Cette année, le Musée de la Vie wallonne a reçu en don l'outillage, le matériel et les accessoires appartenant à deux sœurs ayant exercé le métier de fourreur jusque dans les années 1970. Elles avaient l'habitude de définir leur travail d'artisan en récitant cette comptine :

« Ton épingle tu ne perdras point

Le sens du poil tu respecteras

En simple épaisseur tu travailleras

Le poil tu ne couperas pas

De larges points tu utiliseras

La fourrure tu libèreras ».

Le métier de fourreur, un artisanat qui se perd.

Le fourreur fabrique des pièces en fourrure, les transforme et les répare. Lorsqu'il acquiert les peaux, elles sont déjà préparées par le pelletier[1] et l'apprêteur[2].

Selon le type de peau, le travail du fourreur est différent mais il suit toujours les mêmes étapes. L'artisan commence par le dressage.
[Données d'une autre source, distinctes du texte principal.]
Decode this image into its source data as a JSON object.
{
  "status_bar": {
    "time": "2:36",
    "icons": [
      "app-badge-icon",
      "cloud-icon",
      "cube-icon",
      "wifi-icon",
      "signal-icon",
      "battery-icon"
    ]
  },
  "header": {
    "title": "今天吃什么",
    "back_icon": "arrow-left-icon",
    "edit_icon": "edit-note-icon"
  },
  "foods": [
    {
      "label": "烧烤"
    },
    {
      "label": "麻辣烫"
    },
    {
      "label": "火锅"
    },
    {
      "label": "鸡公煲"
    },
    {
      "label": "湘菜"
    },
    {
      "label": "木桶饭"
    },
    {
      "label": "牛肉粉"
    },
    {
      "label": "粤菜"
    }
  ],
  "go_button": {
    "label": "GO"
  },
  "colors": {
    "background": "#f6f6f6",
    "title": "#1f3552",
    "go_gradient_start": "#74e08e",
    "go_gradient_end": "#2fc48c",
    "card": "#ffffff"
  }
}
La peau est tout d'abord mouillée et étirée pour évaluer sa taille ainsi que le nombre de peaux nécessaires à la confection d'un vêtement. Cette étape permet également de corriger les défauts du poil. Les peaux sont ensuite classées en fonction de leur teinte pour assurer l'homogénéité du futur produit. Les peaux sont une nouvelle fois mouillées et tendues au maximum lors de l'étape du clouage. Comme le nom l'indique, elles sont accrochées sur planches à l'aide de clous et laissées à sécher. Le séchage assure aux peaux une rigidité qui permet au fourreur de lui donner une forme. Vient enfin l'étape de la coupe et de la couture. Il existe deux coupes possibles, le travail en pleine peau et l'allonge. Pour la première coupe, les peaux sont assemblées et cousues bout à bout pour faire la surface du vêtement. Les jointures sont découpées selon un gabarit. Pour l'allonge, les peaux sont coupées en lamelles en forme de V cousues les unes aux autres en décalage.

Le produit en fourrure, son histoire.

Depuis les temps préhistoriques, la fourrure est utilisée dans l'habillement et la décoration. Ce fut le premier vêtement des hommes, toujours utilisé dans l'Antiquité en Égypte et en Grèce. Au Moyen Âge, la fourrure est toujours nécessaire dans l'habillement, pourtant elle devient un luxe. Son commerce et son exploitation sont très réglementés. Seules les familles royales sont autorisées à en porter sans grandes contraintes. C'est ainsi que la fourrure devient le symbole d'un rang social élevé. Malgré cela, le marché de la fourrure augmente fortement aux 18e siècle et 19e siècles. La Révolution industrielle créant de nouvelles richesses, la fourrure redevient un objet de mode et pas seulement de luxe. Elle entre plus spécifiquement dans la garde-robe féminine. Les techniques de découpes et de modélisme se modernisent mais le métier de fourreur reste un artisanat complexe et coûteux. Vers les années 1950, la fausse fourrure fait son apparition, en réaction au prix exorbitant de la vraie fourrure. Dans les années 1970, la fourrure synthétique gagne réellement en popularité, en même temps que les mouvements des droits des animaux.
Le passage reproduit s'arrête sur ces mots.